Missing the birth, Jack still makes up with Leah and vows to go to therapy. In the end, they opt for public school for Nate and Jack has learned to control his temper. Mike proposes to Britney properly and Connor gets Cara to lighten up.

==Production==
The spec script for Old Dads was noted in 2020. In March 2022, it was announced that Bill Burr was co-writing, directing and starring in a project called Old Dads for Miramax and Burr's own production company All Things Comedy. Announced as appearing alongside Burr were Bobby Cannavale and Bokeem Woodbine.

The script was co-written by Ben Tishler, who is also producing alongside Burr, Bill Block, Monica Levinson, and Mike Bertolina. In March 2022, it was reported that Katie Aselton was playing Burr's wife Leah. That same month, Reign Edwards was added to the cast as Britney, Woodbine's girlfriend.

Principal photography commenced in Los Angeles on 2 March 2022 and disclosed as joining the cast were Jackie Tohn, Miles Robbins, Rachael Harris, Dash McCloud, Justin Miles, Natasha Leggero, Katrina Bowden, Josh Brener, and Rory Scovel.
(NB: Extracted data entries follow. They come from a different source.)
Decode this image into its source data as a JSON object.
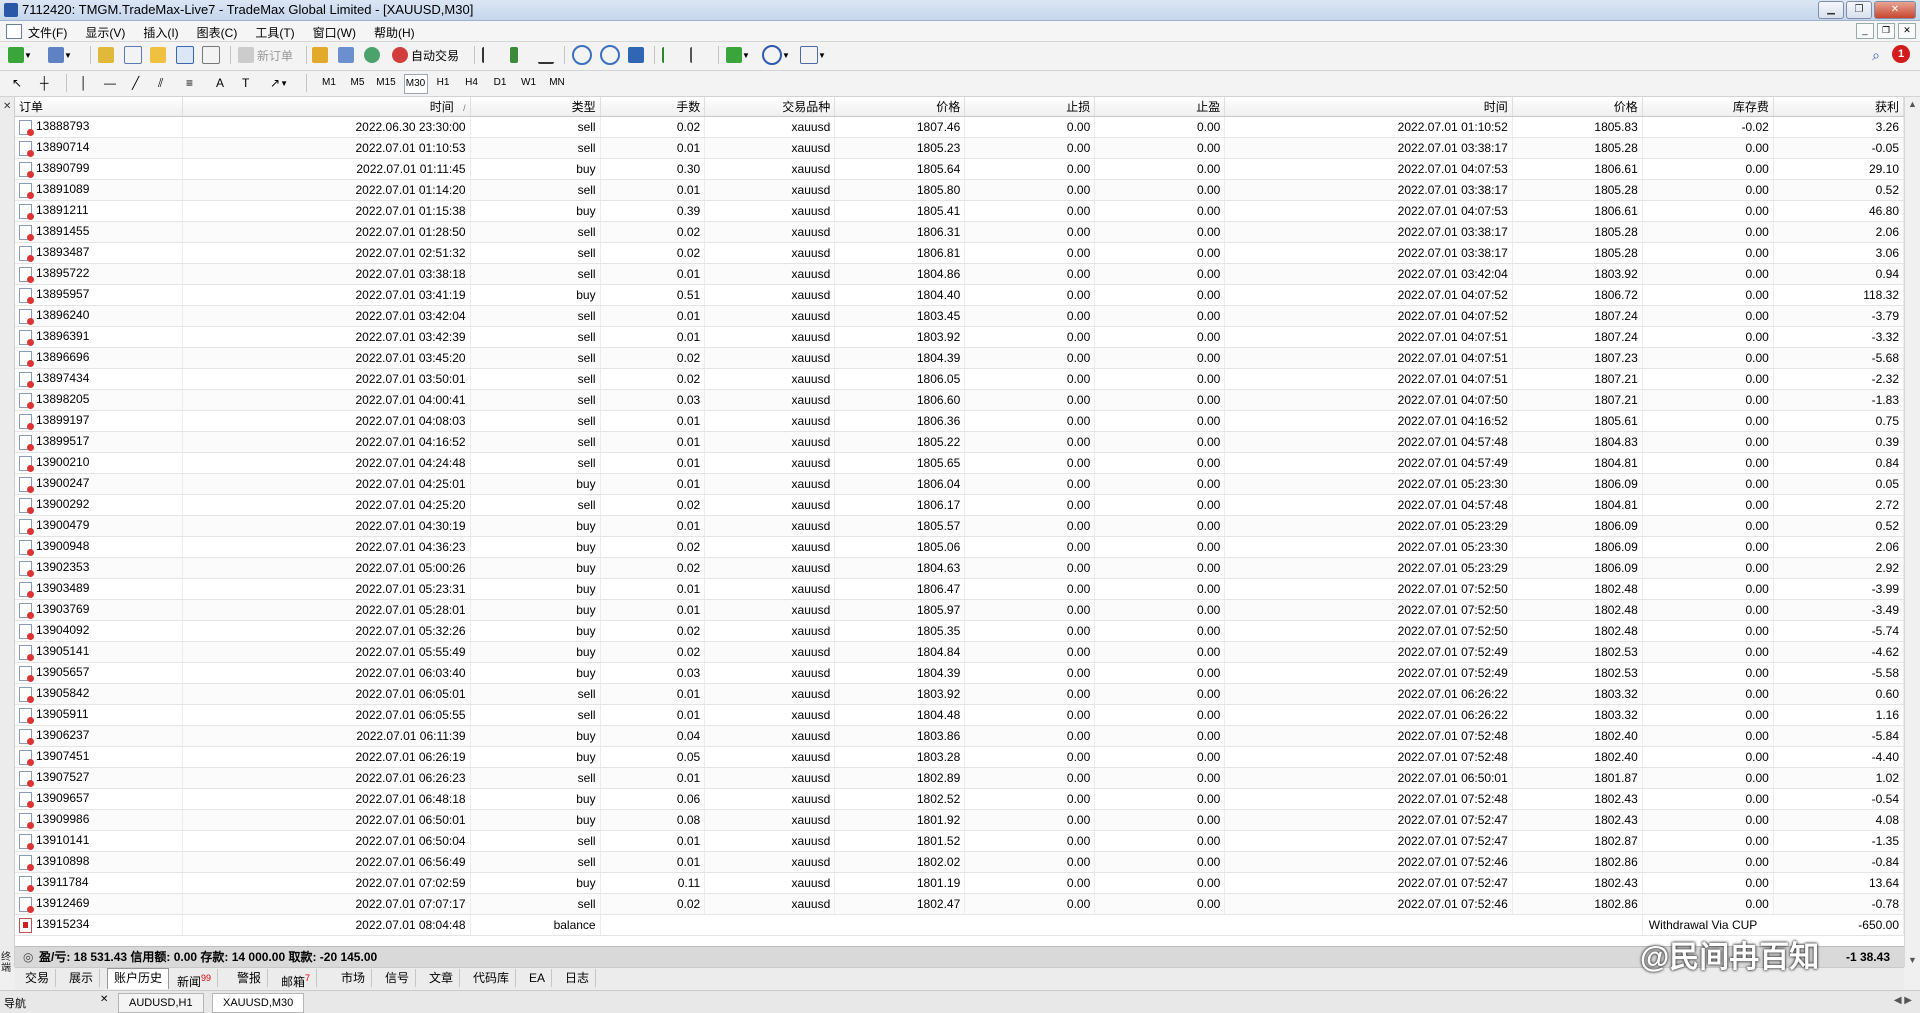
{
  "window": {
    "title": "7112420: TMGM.TradeMax-Live7 - TradeMax Global Limited - [XAUUSD,M30]"
  },
  "menu": [
    "文件(F)",
    "显示(V)",
    "插入(I)",
    "图表(C)",
    "工具(T)",
    "窗口(W)",
    "帮助(H)"
  ],
  "toolbar": {
    "new_order": "新订单",
    "auto_trading": "自动交易",
    "notification_count": "1"
  },
  "timeframes": [
    "M1",
    "M5",
    "M15",
    "M30",
    "H1",
    "H4",
    "D1",
    "W1",
    "MN"
  ],
  "active_timeframe": "M30",
  "columns": {
    "order": "订单",
    "time": "时间",
    "sort": "/",
    "type": "类型",
    "lots": "手数",
    "symbol": "交易品种",
    "price": "价格",
    "sl": "止损",
    "tp": "止盈",
    "close_time": "时间",
    "close_price": "价格",
    "swap": "库存费",
    "profit": "获利"
  },
  "rows": [
    [
      "13888793",
      "2022.06.30 23:30:00",
      "sell",
      "0.02",
      "xauusd",
      "1807.46",
      "0.00",
      "0.00",
      "2022.07.01 01:10:52",
      "1805.83",
      "-0.02",
      "3.26"
    ],
    [
      "13890714",
      "2022.07.01 01:10:53",
      "sell",
      "0.01",
      "xauusd",
      "1805.23",
      "0.00",
      "0.00",
      "2022.07.01 03:38:17",
      "1805.28",
      "0.00",
      "-0.05"
    ],
    [
      "13890799",
      "2022.07.01 01:11:45",
      "buy",
      "0.30",
      "xauusd",
      "1805.64",
      "0.00",
      "0.00",
      "2022.07.01 04:07:53",
      "1806.61",
      "0.00",
      "29.10"
    ],
    [
      "13891089",
      "2022.07.01 01:14:20",
      "sell",
      "0.01",
      "xauusd",
      "1805.80",
      "0.00",
      "0.00",
      "2022.07.01 03:38:17",
      "1805.28",
      "0.00",
      "0.52"
    ],
    [
      "13891211",
      "2022.07.01 01:15:38",
      "buy",
      "0.39",
      "xauusd",
      "1805.41",
      "0.00",
      "0.00",
      "2022.07.01 04:07:53",
      "1806.61",
      "0.00",
      "46.80"
    ],
    [
      "13891455",
      "2022.07.01 01:28:50",
      "sell",
      "0.02",
      "xauusd",
      "1806.31",
      "0.00",
      "0.00",
      "2022.07.01 03:38:17",
      "1805.28",
      "0.00",
      "2.06"
    ],
    [
      "13893487",
      "2022.07.01 02:51:32",
      "sell",
      "0.02",
      "xauusd",
      "1806.81",
      "0.00",
      "0.00",
      "2022.07.01 03:38:17",
      "1805.28",
      "0.00",
      "3.06"
    ],
    [
      "13895722",
      "2022.07.01 03:38:18",
      "sell",
      "0.01",
      "xauusd",
      "1804.86",
      "0.00",
      "0.00",
      "2022.07.01 03:42:04",
      "1803.92",
      "0.00",
      "0.94"
    ],
    [
      "13895957",
      "2022.07.01 03:41:19",
      "buy",
      "0.51",
      "xauusd",
      "1804.40",
      "0.00",
      "0.00",
      "2022.07.01 04:07:52",
      "1806.72",
      "0.00",
      "118.32"
    ],
    [
      "13896240",
      "2022.07.01 03:42:04",
      "sell",
      "0.01",
      "xauusd",
      "1803.45",
      "0.00",
      "0.00",
      "2022.07.01 04:07:52",
      "1807.24",
      "0.00",
      "-3.79"
    ],
    [
      "13896391",
      "2022.07.01 03:42:39",
      "sell",
      "0.01",
      "xauusd",
      "1803.92",
      "0.00",
      "0.00",
      "2022.07.01 04:07:51",
      "1807.24",
      "0.00",
      "-3.32"
    ],
    [
      "13896696",
      "2022.07.01 03:45:20",
      "sell",
      "0.02",
      "xauusd",
      "1804.39",
      "0.00",
      "0.00",
      "2022.07.01 04:07:51",
      "1807.23",
      "0.00",
      "-5.68"
    ],
    [
      "13897434",
      "2022.07.01 03:50:01",
      "sell",
      "0.02",
      "xauusd",
      "1806.05",
      "0.00",
      "0.00",
      "2022.07.01 04:07:51",
      "1807.21",
      "0.00",
      "-2.32"
    ],
    [
      "13898205",
      "2022.07.01 04:00:41",
      "sell",
      "0.03",
      "xauusd",
      "1806.60",
      "0.00",
      "0.00",
      "2022.07.01 04:07:50",
      "1807.21",
      "0.00",
      "-1.83"
    ],
    [
      "13899197",
      "2022.07.01 04:08:03",
      "sell",
      "0.01",
      "xauusd",
      "1806.36",
      "0.00",
      "0.00",
      "2022.07.01 04:16:52",
      "1805.61",
      "0.00",
      "0.75"
    ],
    [
      "13899517",
      "2022.07.01 04:16:52",
      "sell",
      "0.01",
      "xauusd",
      "1805.22",
      "0.00",
      "0.00",
      "2022.07.01 04:57:48",
      "1804.83",
      "0.00",
      "0.39"
    ],
    [
      "13900210",
      "2022.07.01 04:24:48",
      "sell",
      "0.01",
      "xauusd",
      "1805.65",
      "0.00",
      "0.00",
      "2022.07.01 04:57:49",
      "1804.81",
      "0.00",
      "0.84"
    ],
    [
      "13900247",
      "2022.07.01 04:25:01",
      "buy",
      "0.01",
      "xauusd",
      "1806.04",
      "0.00",
      "0.00",
      "2022.07.01 05:23:30",
      "1806.09",
      "0.00",
      "0.05"
    ],
    [
      "13900292",
      "2022.07.01 04:25:20",
      "sell",
      "0.02",
      "xauusd",
      "1806.17",
      "0.00",
      "0.00",
      "2022.07.01 04:57:48",
      "1804.81",
      "0.00",
      "2.72"
    ],
    [
      "13900479",
      "2022.07.01 04:30:19",
      "buy",
      "0.01",
      "xauusd",
      "1805.57",
      "0.00",
      "0.00",
      "2022.07.01 05:23:29",
      "1806.09",
      "0.00",
      "0.52"
    ],
    [
      "13900948",
      "2022.07.01 04:36:23",
      "buy",
      "0.02",
      "xauusd",
      "1805.06",
      "0.00",
      "0.00",
      "2022.07.01 05:23:30",
      "1806.09",
      "0.00",
      "2.06"
    ],
    [
      "13902353",
      "2022.07.01 05:00:26",
      "buy",
      "0.02",
      "xauusd",
      "1804.63",
      "0.00",
      "0.00",
      "2022.07.01 05:23:29",
      "1806.09",
      "0.00",
      "2.92"
    ],
    [
      "13903489",
      "2022.07.01 05:23:31",
      "buy",
      "0.01",
      "xauusd",
      "1806.47",
      "0.00",
      "0.00",
      "2022.07.01 07:52:50",
      "1802.48",
      "0.00",
      "-3.99"
    ],
    [
      "13903769",
      "2022.07.01 05:28:01",
      "buy",
      "0.01",
      "xauusd",
      "1805.97",
      "0.00",
      "0.00",
      "2022.07.01 07:52:50",
      "1802.48",
      "0.00",
      "-3.49"
    ],
    [
      "13904092",
      "2022.07.01 05:32:26",
      "buy",
      "0.02",
      "xauusd",
      "1805.35",
      "0.00",
      "0.00",
      "2022.07.01 07:52:50",
      "1802.48",
      "0.00",
      "-5.74"
    ],
    [
      "13905141",
      "2022.07.01 05:55:49",
      "buy",
      "0.02",
      "xauusd",
      "1804.84",
      "0.00",
      "0.00",
      "2022.07.01 07:52:49",
      "1802.53",
      "0.00",
      "-4.62"
    ],
    [
      "13905657",
      "2022.07.01 06:03:40",
      "buy",
      "0.03",
      "xauusd",
      "1804.39",
      "0.00",
      "0.00",
      "2022.07.01 07:52:49",
      "1802.53",
      "0.00",
      "-5.58"
    ],
    [
      "13905842",
      "2022.07.01 06:05:01",
      "sell",
      "0.01",
      "xauusd",
      "1803.92",
      "0.00",
      "0.00",
      "2022.07.01 06:26:22",
      "1803.32",
      "0.00",
      "0.60"
    ],
    [
      "13905911",
      "2022.07.01 06:05:55",
      "sell",
      "0.01",
      "xauusd",
      "1804.48",
      "0.00",
      "0.00",
      "2022.07.01 06:26:22",
      "1803.32",
      "0.00",
      "1.16"
    ],
    [
      "13906237",
      "2022.07.01 06:11:39",
      "buy",
      "0.04",
      "xauusd",
      "1803.86",
      "0.00",
      "0.00",
      "2022.07.01 07:52:48",
      "1802.40",
      "0.00",
      "-5.84"
    ],
    [
      "13907451",
      "2022.07.01 06:26:19",
      "buy",
      "0.05",
      "xauusd",
      "1803.28",
      "0.00",
      "0.00",
      "2022.07.01 07:52:48",
      "1802.40",
      "0.00",
      "-4.40"
    ],
    [
      "13907527",
      "2022.07.01 06:26:23",
      "sell",
      "0.01",
      "xauusd",
      "1802.89",
      "0.00",
      "0.00",
      "2022.07.01 06:50:01",
      "1801.87",
      "0.00",
      "1.02"
    ],
    [
      "13909657",
      "2022.07.01 06:48:18",
      "buy",
      "0.06",
      "xauusd",
      "1802.52",
      "0.00",
      "0.00",
      "2022.07.01 07:52:48",
      "1802.43",
      "0.00",
      "-0.54"
    ],
    [
      "13909986",
      "2022.07.01 06:50:01",
      "buy",
      "0.08",
      "xauusd",
      "1801.92",
      "0.00",
      "0.00",
      "2022.07.01 07:52:47",
      "1802.43",
      "0.00",
      "4.08"
    ],
    [
      "13910141",
      "2022.07.01 06:50:04",
      "sell",
      "0.01",
      "xauusd",
      "1801.52",
      "0.00",
      "0.00",
      "2022.07.01 07:52:47",
      "1802.87",
      "0.00",
      "-1.35"
    ],
    [
      "13910898",
      "2022.07.01 06:56:49",
      "sell",
      "0.01",
      "xauusd",
      "1802.02",
      "0.00",
      "0.00",
      "2022.07.01 07:52:46",
      "1802.86",
      "0.00",
      "-0.84"
    ],
    [
      "13911784",
      "2022.07.01 07:02:59",
      "buy",
      "0.11",
      "xauusd",
      "1801.19",
      "0.00",
      "0.00",
      "2022.07.01 07:52:47",
      "1802.43",
      "0.00",
      "13.64"
    ],
    [
      "13912469",
      "2022.07.01 07:07:17",
      "sell",
      "0.02",
      "xauusd",
      "1802.47",
      "0.00",
      "0.00",
      "2022.07.01 07:52:46",
      "1802.86",
      "0.00",
      "-0.78"
    ]
  ],
  "balance_row": {
    "order": "13915234",
    "time": "2022.07.01 08:04:48",
    "type": "balance",
    "comment": "Withdrawal Via CUP",
    "profit": "-650.00"
  },
  "summary": {
    "text": "盈/亏: 18 531.43  信用额: 0.00  存款: 14 000.00  取款: -20 145.00",
    "right": "-1 38.43"
  },
  "tabs": [
    {
      "label": "交易"
    },
    {
      "label": "展示"
    },
    {
      "label": "账户历史",
      "active": true
    },
    {
      "label": "新闻",
      "badge": "99"
    },
    {
      "label": "警报"
    },
    {
      "label": "邮箱",
      "badge": "7"
    },
    {
      "label": "市场"
    },
    {
      "label": "信号"
    },
    {
      "label": "文章"
    },
    {
      "label": "代码库"
    },
    {
      "label": "EA"
    },
    {
      "label": "日志"
    }
  ],
  "side_label": "终端",
  "navigator_label": "导航",
  "chart_tabs": [
    "AUDUSD,H1",
    "XAUUSD,M30"
  ],
  "active_chart_tab": "XAUUSD,M30",
  "watermark": "@民间冉百知"
}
The feature was described as a "semi-autobiographical" by The Hollywood Reporter, who interviewed Burr from his on-set trailer in April 2022, and that the screenplay was inspired by Burr and Tishler both experiencing fatherhood relatively late in life. Bertolina was quoted as calling it "Bill's stand-up in a narrative form".

==Release==
Old Dads was released by Netflix on October 20, 2023.

=== Critical response ===
 Metacritic, which uses a weighted average, assigned the film a score of 42 out of 100, based on 14 critics, indicating "mixed or average" reviews.